Natural disasters can disrupt any part of the supply chain, thus slowing global growth. In 2011, Japan's earthquake and resultant tsunami damaged enough ports and airports to halt 20 percent of the world's supply of semiconductor equipment and materials. The wings, landing gears, and other major airline parts are also made in Japan, so the quake disrupted production of Boeing's 787 Dreamliner. U.S. gross domestic product slowed in 2011 as 22 Japanese auto part plants suspended production.

Supply Chain Management

Businesses manage every step of the supply chain to make sure it is the most efficient. As a result, many companies outsource jobs to countries like China that have a lower cost of living. By 2013, Asia accounted for 26.5 percent of global manufacturing output of products that are part of the supply chain. China was responsible for half of global intermediate output. 

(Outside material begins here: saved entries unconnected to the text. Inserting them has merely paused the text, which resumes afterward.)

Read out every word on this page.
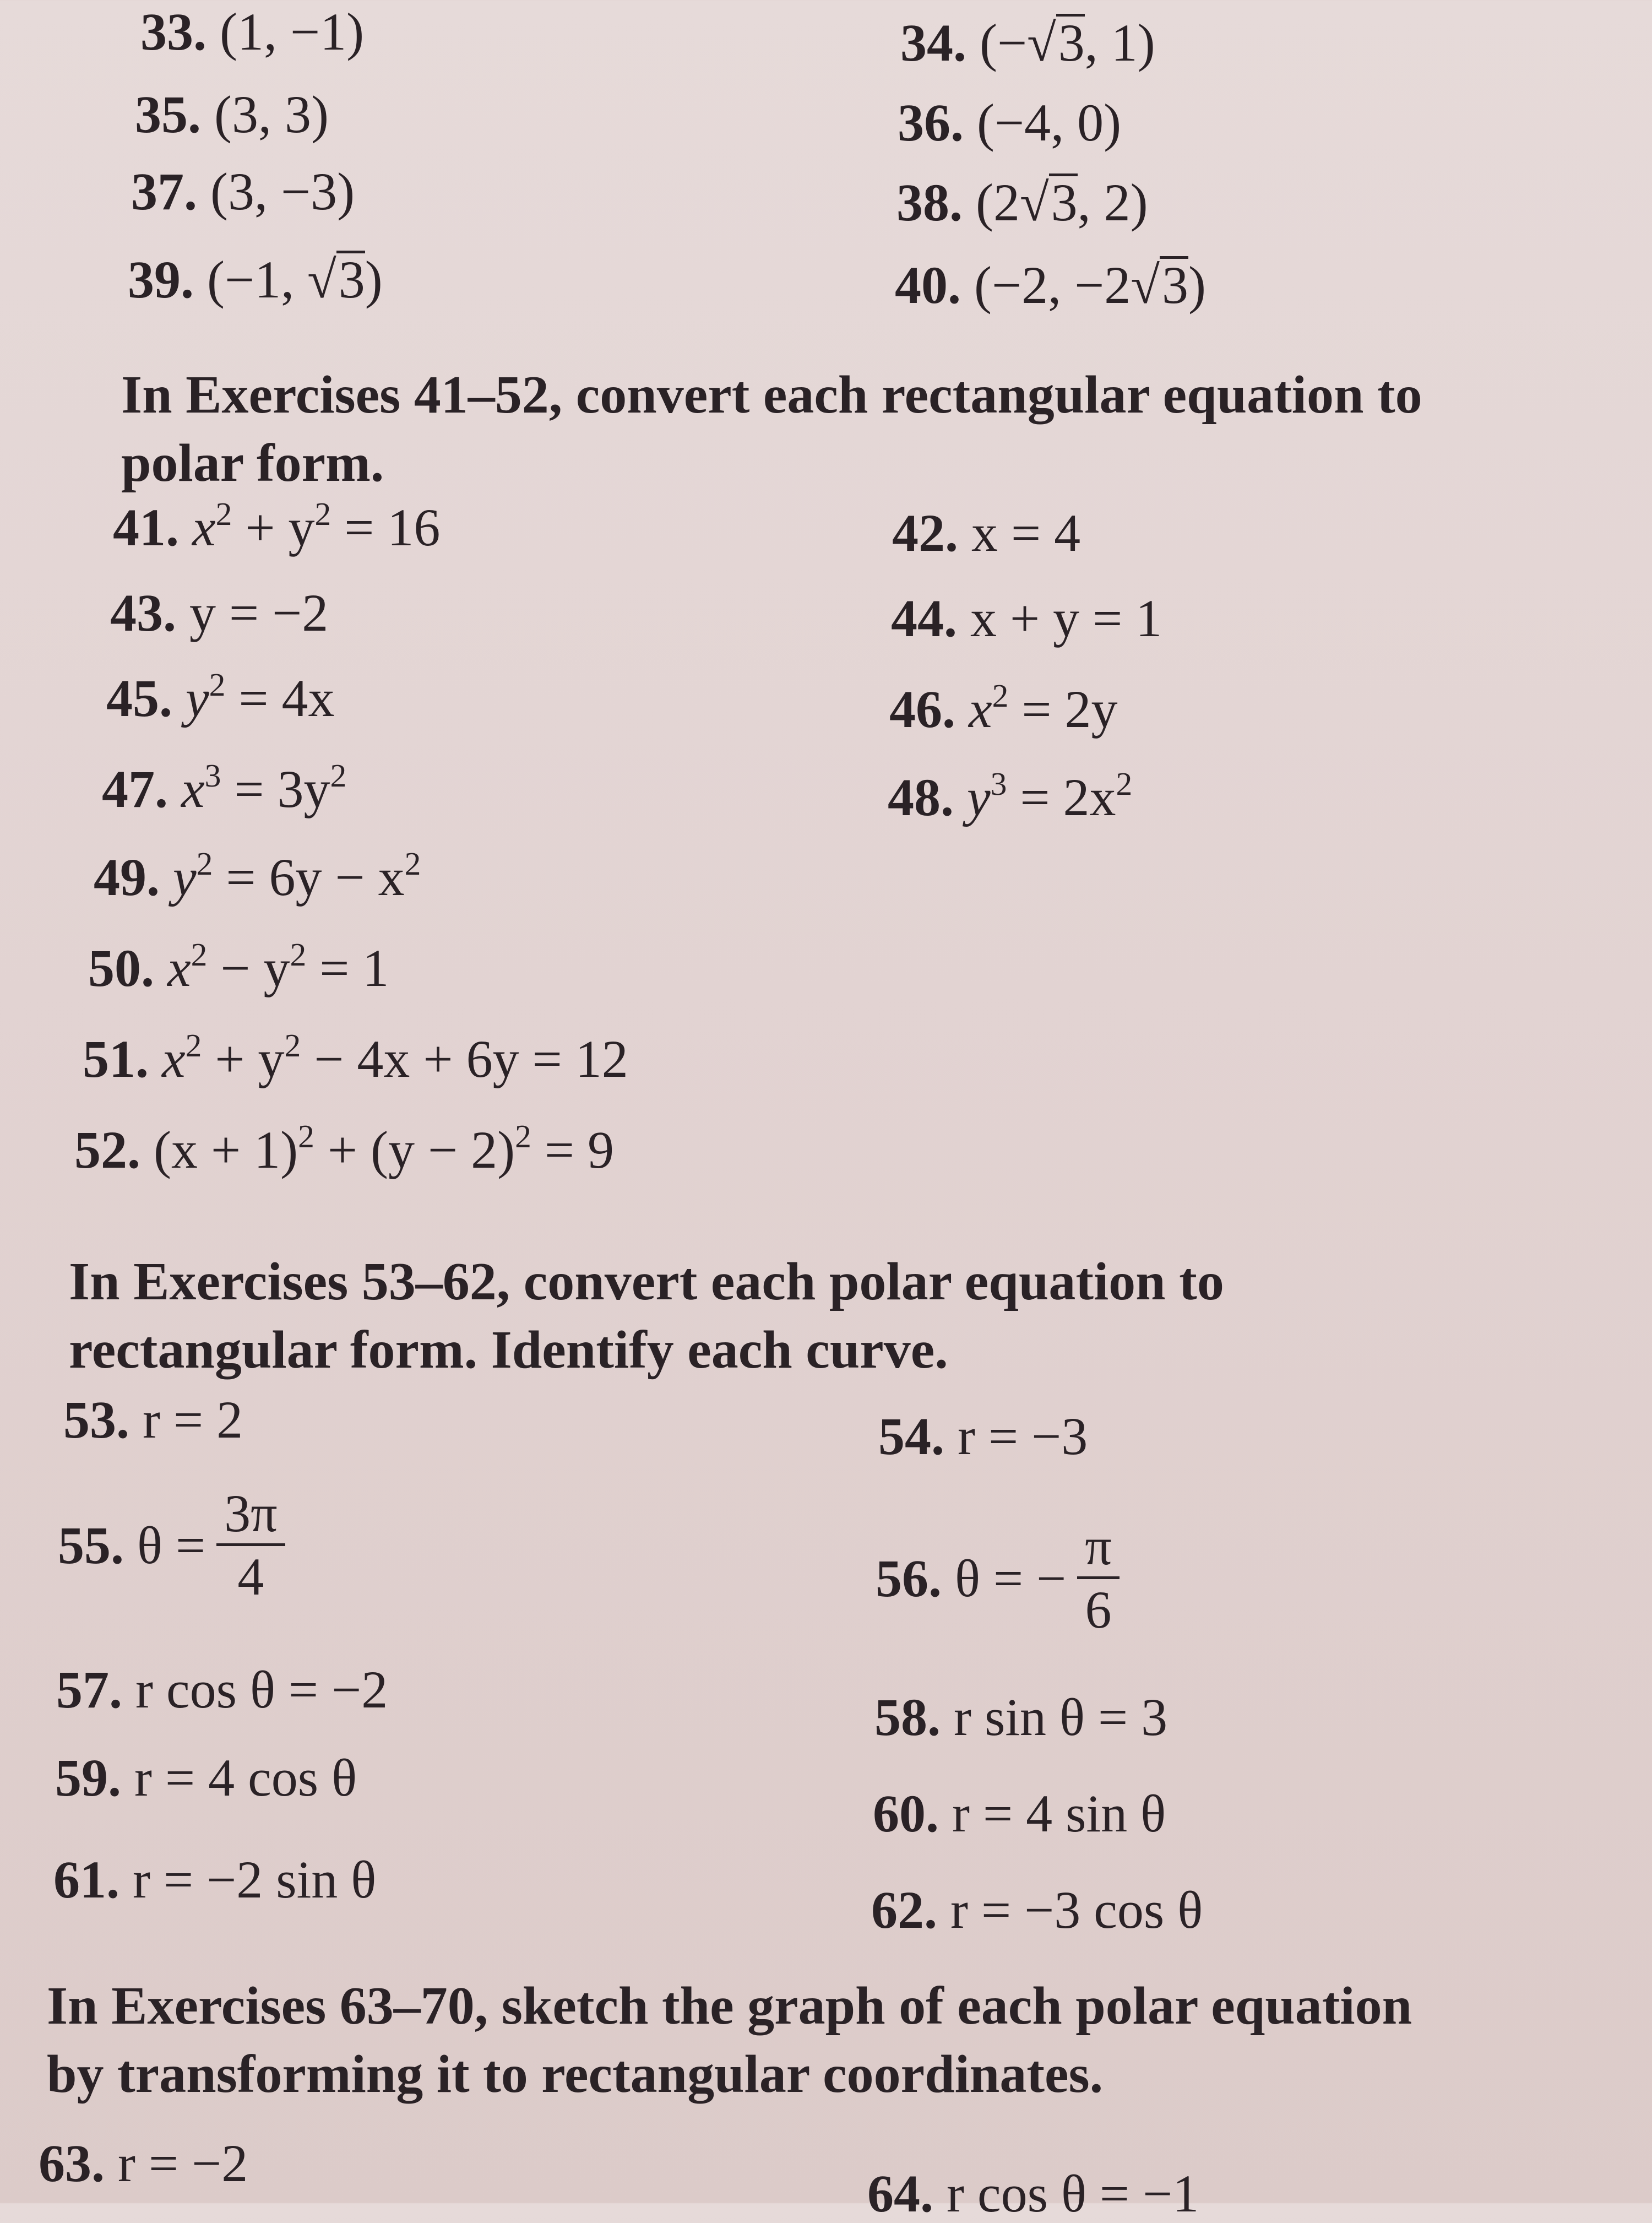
33. (1, −1)	34. (−√3, 1)
35. (3, 3)	36. (−4, 0)
37. (3, −3)	38. (2√3, 2)
39. (−1, √3)	40. (−2, −2√3)
In Exercises 41–52, convert each rectangular equation to
polar form.
41. $x^2 + y^2 = 16$	42. x = 4
43. y = −2	44. x + y = 1
45. $y^2 = 4x$	46. $x^2 = 2y$
47. $x^3 = 3y^2$	48. $y^3 = 2x^2$
49. $y^2 = 6y - x^2$
50. $x^2 - y^2 = 1$
51. $x^2 + y^2 - 4x + 6y = 12$
52. $(x + 1)^2 + (y - 2)^2 = 9$
In Exercises 53–62, convert each polar equation to
rectangular form. Identify each curve.
53. r = 2	54. r = −3
55. $\theta = \frac{3\pi}{4}$	56. θ = − $\frac{\pi}{6}$
57. r cos θ = −2	58. r sin θ = 3
59. r = 4 cos θ
60. r = 4 sin θ
61. r = −2 sin θ
62. r = −3 cos θ
In Exercises 63–70, sketch the graph of each polar equation
by transforming it to rectangular coordinates.
63. r = −2
64. r cos θ = −1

Many companies vertically integrate to get control of the supply chain. This gives them more control of the production process and costs. A great example is Apple, which maintains its high design standards through vertical integration from design through retail. This gives the company enough of a competitive advantage that it is almost a monopoly when it comes to high-end, innovative computers, smart phones, and music players.

But vertical integration is a disadvantage when it restricts flexibility. For example, newspaper companies invested hundreds of thousands of dollars in expensive printing presses. In 2000, internet companies like started stealing help-wanted advertisers from them. Newspapers were stuck with the bill and the need to keep those presses running. They tried to compete by adding other paper-intensive media, like magazines, free press circulars, and community papers. Their investment in printing presses kept them focused on a dying medium.

How Firms Used Supply Chain Financing to Survive the Financial Crisis

The global credit crisis forced banks and corporations to find innovative ways to raise cash to keep businesses running. Many turned to supply chain financing, which is like a pay-day loan for businesses. Suppliers use the invoice for a shipment as collateral to get a low-interest loan from a bank. Banks know that they will get paid due to the credit-worthiness of the business receiving the goods. This helps small suppliers get better financing terms. Even banks that are reluctant to lend to each other are willing to lend against approved purchase orders and invoices with companies that have a good shipping record.

Corporations became more efficient in their operations, which also helps to free up cash. In addition, corporation Treasurers became more focused on making sure the cash they had was invested in "safe havens," such as U.S. Treasuries, municipal bonds, and even their own stocks in "stock buybacks." They became savvier about foreign exchange and interest rate risk. In other words, good companies squeezed cash out of their operations and cash management, since they couldn't rely on banks.